Two of the swissQprint flatbed models—Impala 3 and Nyala 3—as well as the roll-to-roll printer Karibu run the new neon pink and neon yellow inks. The ink channels are retrofit-able so existing customers can upgrade at any time.
Since apparel is a hot area for neons, digital textile printers are specifically suited to handle materials for performance and activewear segments.
Celine Tezartes Strauss, director of consumables and specialty systems, Kornit, says people want design variety and the ability to print multiple application types using one system. They want photorealism and semi-transparencies, and to prevent dye migration. Kornit’s Poly Pro system meets these needs.
“Traditionally, there are not many options for printing to polyester; dye-sub, screenprint, and heat transfer require multiple steps. Dye-sub handles more complicated designs on white polyester, but Kornit’s Poly Pro system can do all of this and more, including semi-transparencies and complex photorealistic designs,” offers Tezartes Strauss.
Dave Conrad, partner business manager, HP Inc., points out that many of the features that this segment of the dye-sub market find most important are also shared with other segments such as home décor, fashion, and soft signage. “One of the major complaints of the printer operators is waste. Based on feedback from printer operators in this segment, about 25 percent or more of their waste is associated with the printing process,” he explains.

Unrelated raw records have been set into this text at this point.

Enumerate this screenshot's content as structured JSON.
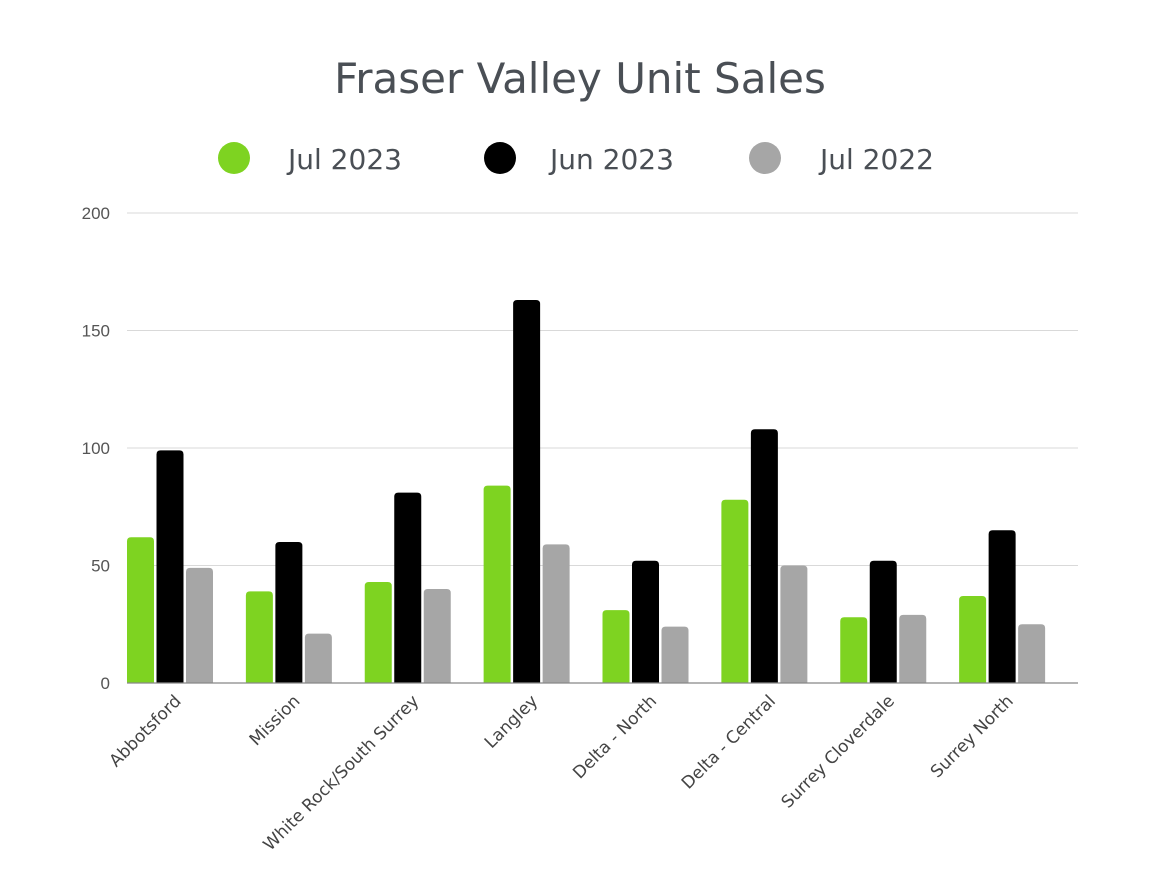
{
  "chart_data": {
    "type": "bar",
    "title": "Fraser Valley Unit Sales",
    "categories": [
      "Abbotsford",
      "Mission",
      "White Rock/South Surrey",
      "Langley",
      "Delta - North",
      "Delta - Central",
      "Surrey Cloverdale",
      "Surrey North"
    ],
    "series": [
      {
        "name": "Jul 2023",
        "color": "#7ed321",
        "values": [
          62,
          39,
          43,
          84,
          31,
          78,
          28,
          37
        ]
      },
      {
        "name": "Jun 2023",
        "color": "#000000",
        "values": [
          99,
          60,
          81,
          163,
          52,
          108,
          52,
          65
        ]
      },
      {
        "name": "Jul 2022",
        "color": "#a6a6a6",
        "values": [
          49,
          21,
          40,
          59,
          24,
          50,
          29,
          25
        ]
      }
    ],
    "ylim": [
      0,
      200
    ],
    "yticks": [
      0,
      50,
      100,
      150,
      200
    ],
    "grid": true,
    "legend": "top-center",
    "xlabel": "",
    "ylabel": ""
  }
}
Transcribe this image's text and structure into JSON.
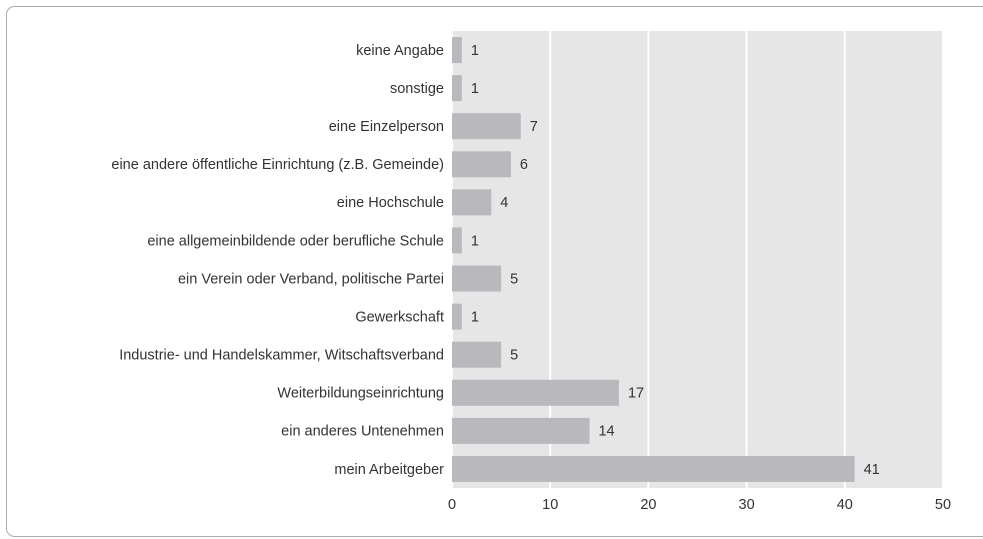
{
  "chart_data": {
    "type": "bar",
    "orientation": "horizontal",
    "categories": [
      "keine Angabe",
      "sonstige",
      "eine Einzelperson",
      "eine andere öffentliche Einrichtung (z.B. Gemeinde)",
      "eine Hochschule",
      "eine allgemeinbildende oder berufliche Schule",
      "ein Verein oder Verband, politische Partei",
      "Gewerkschaft",
      "Industrie- und Handelskammer, Witschaftsverband",
      "Weiterbildungseinrichtung",
      "ein anderes Untenehmen",
      "mein Arbeitgeber"
    ],
    "values": [
      1,
      1,
      7,
      6,
      4,
      1,
      5,
      1,
      5,
      17,
      14,
      41
    ],
    "color": "#b9b9bd",
    "xlim": [
      0,
      50
    ],
    "xticks": [
      0,
      10,
      20,
      30,
      40,
      50
    ],
    "grid": true
  }
}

The main causes of waste in the printing process related to the printer include cockling, banding, and dropped nozzles. HP developed the STITCH dye-sub printer specifically to address these issues.
For signage, a UV machine that can run neon inks offer endless possibilities. Kyritsi says this could be a one-shot or a whole campaign, which may include rigid boards or roll stock—sales posters, point of sale displays, event signage, trade fair booth elements, or stretch frames.
Glow for It
Wide format printer manufacturers continue to meet demands for neon and fluorescent inks. Whether you want to add pop to a display or graphic or support safety or fashion trends in apparel, there is a bright solution out there.